Programa Minha casa sem viga: Mutirão quer renegociar dívidas de 26 mil pessoas

13/08/2013, 00:22
LANA CANEPA, ESPECIAL PARA A GAZETA DO POVO
Antonio More/ Gazeta do Povo


Dívida dos inadimplentes da casa própria passa de R$ 140 mil

Um mutirão de renegociação de dívidas vai beneficiar até 26 mil pessoas que financiaram a casa própria por programas de habitação do governo. Os mutuários que não pagam a prestação há mais de três meses – muitos já correm o risco de perder o imóvel na Justiça – terão a chance de renegociar os valores e até de zerar multas e juros.
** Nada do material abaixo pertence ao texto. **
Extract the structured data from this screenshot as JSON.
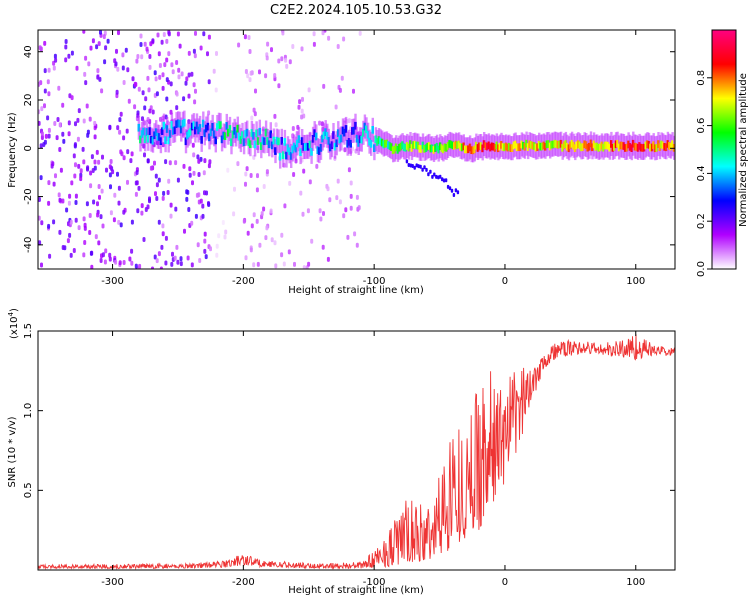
{
  "title": "C2E2.2024.105.10.53.G32",
  "chart_data": [
    {
      "type": "heatmap",
      "xlabel": "Height of straight line (km)",
      "ylabel": "Frequency (Hz)",
      "xlim": [
        -357,
        130
      ],
      "ylim": [
        -50,
        49
      ],
      "xticks": [
        -300,
        -200,
        -100,
        0,
        100
      ],
      "yticks": [
        -40,
        -20,
        0,
        20,
        40
      ],
      "xticklabels": [
        "-300",
        "-200",
        "-100",
        "0",
        "100"
      ],
      "yticklabels": [
        "-40",
        "-20",
        "0",
        "20",
        "40"
      ],
      "colorbar": {
        "label": "Normalized spectral amplitude",
        "range": [
          0,
          1
        ],
        "ticks": [
          "0.0",
          "0.2",
          "0.4",
          "0.6",
          "0.8"
        ],
        "ticks_values": [
          0,
          0.2,
          0.4,
          0.6,
          0.8
        ],
        "colors": [
          "#ffffff",
          "#b000ff",
          "#0000ff",
          "#00ffff",
          "#00ff00",
          "#ffff00",
          "#ff0000",
          "#ff0080"
        ]
      },
      "regions": [
        {
          "x_start": -357,
          "x_end": -225,
          "pattern": "dense broadband noise",
          "level": 0.15
        },
        {
          "x_start": -225,
          "x_end": -205,
          "pattern": "sparse noise",
          "level": 0.03
        },
        {
          "x_start": -205,
          "x_end": -110,
          "pattern": "faint broadband noise",
          "level": 0.08
        },
        {
          "x_start": -110,
          "x_end": 130,
          "pattern": "signal band only",
          "level": 0.0
        }
      ],
      "ridge": [
        {
          "x": -280,
          "f": 5,
          "amp": 0.4
        },
        {
          "x": -250,
          "f": 7,
          "amp": 0.3
        },
        {
          "x": -210,
          "f": 6,
          "amp": 0.45
        },
        {
          "x": -190,
          "f": 4,
          "amp": 0.45
        },
        {
          "x": -170,
          "f": 0,
          "amp": 0.35
        },
        {
          "x": -110,
          "f": 6,
          "amp": 0.35
        },
        {
          "x": -100,
          "f": 4,
          "amp": 0.45
        },
        {
          "x": -85,
          "f": 0,
          "amp": 0.55
        },
        {
          "x": -70,
          "f": 1,
          "amp": 0.6
        },
        {
          "x": -55,
          "f": 0,
          "amp": 0.6
        },
        {
          "x": -40,
          "f": 1,
          "amp": 0.65
        },
        {
          "x": -25,
          "f": 0,
          "amp": 0.75
        },
        {
          "x": -15,
          "f": 1,
          "amp": 0.85
        },
        {
          "x": 0,
          "f": 1,
          "amp": 0.7
        },
        {
          "x": 25,
          "f": 1,
          "amp": 0.7
        },
        {
          "x": 50,
          "f": 1,
          "amp": 0.72
        },
        {
          "x": 75,
          "f": 1,
          "amp": 0.72
        },
        {
          "x": 95,
          "f": 1,
          "amp": 0.85
        },
        {
          "x": 130,
          "f": 1,
          "amp": 0.75
        }
      ],
      "branch": [
        {
          "x": -75,
          "f": -5
        },
        {
          "x": -50,
          "f": -12
        },
        {
          "x": -35,
          "f": -20
        }
      ]
    },
    {
      "type": "line",
      "xlabel": "Height of straight line (km)",
      "ylabel": "SNR (10 * v/v)",
      "y_multiplier": "(x10",
      "y_multiplier_exp": "4",
      "y_multiplier_close": ")",
      "xlim": [
        -357,
        130
      ],
      "ylim": [
        0,
        15000
      ],
      "xticks": [
        -300,
        -200,
        -100,
        0,
        100
      ],
      "xticklabels": [
        "-300",
        "-200",
        "-100",
        "0",
        "100"
      ],
      "yticks": [
        5000,
        10000,
        15000
      ],
      "yticklabels": [
        "0.5",
        "1.0",
        "1.5"
      ],
      "series": [
        {
          "color": "#ee3333",
          "envelope": [
            {
              "x": -357,
              "low": 100,
              "high": 350
            },
            {
              "x": -250,
              "low": 100,
              "high": 400
            },
            {
              "x": -215,
              "low": 150,
              "high": 600
            },
            {
              "x": -200,
              "low": 300,
              "high": 1100
            },
            {
              "x": -185,
              "low": 200,
              "high": 600
            },
            {
              "x": -150,
              "low": 100,
              "high": 450
            },
            {
              "x": -110,
              "low": 100,
              "high": 500
            },
            {
              "x": -100,
              "low": 150,
              "high": 1200
            },
            {
              "x": -90,
              "low": 200,
              "high": 2500
            },
            {
              "x": -75,
              "low": 300,
              "high": 4500
            },
            {
              "x": -60,
              "low": 500,
              "high": 4000
            },
            {
              "x": -50,
              "low": 700,
              "high": 6200
            },
            {
              "x": -40,
              "low": 1500,
              "high": 9800
            },
            {
              "x": -30,
              "low": 2000,
              "high": 8500
            },
            {
              "x": -20,
              "low": 2500,
              "high": 12500
            },
            {
              "x": -10,
              "low": 4000,
              "high": 12500
            },
            {
              "x": 0,
              "low": 5500,
              "high": 12000
            },
            {
              "x": 10,
              "low": 7500,
              "high": 12600
            },
            {
              "x": 20,
              "low": 10500,
              "high": 13300
            },
            {
              "x": 30,
              "low": 12600,
              "high": 14000
            },
            {
              "x": 40,
              "low": 13300,
              "high": 14400
            },
            {
              "x": 60,
              "low": 13600,
              "high": 14400
            },
            {
              "x": 80,
              "low": 13400,
              "high": 14300
            },
            {
              "x": 100,
              "low": 13200,
              "high": 14900
            },
            {
              "x": 115,
              "low": 13500,
              "high": 14100
            },
            {
              "x": 130,
              "low": 13400,
              "high": 14000
            }
          ]
        }
      ]
    }
  ]
}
O total da dívida dos inadimplentes passa de R$ 140 milhões. Em alguns casos, o imóvel foi revendido pelo mutuário, de forma irregular, uma vez que os contratos foram feitos com base em condições pessoais do usuário.

Para acelerar o processo de renegociação, o Tribunal de Justiça, em parceria com a Defensoria Pública e o Ministério Público, vai fazer audiências de conciliação em todo o estado. A meta é evitar que esses casos cheguem à Justiça.

O convênio foi assinado ontem pelo governador Beto Richa e vai renegociar as dívidas de imóveis financiados pelo Sistema Financeiro de Habitação (SFH), administrados pela Companhia de Habitação do Paraná (Cohapar). A Defensoria Pública, que vai representar judicialmente os endividados, informou que vai fazer o trabalho com a mesma equipe que já atende nos municípios.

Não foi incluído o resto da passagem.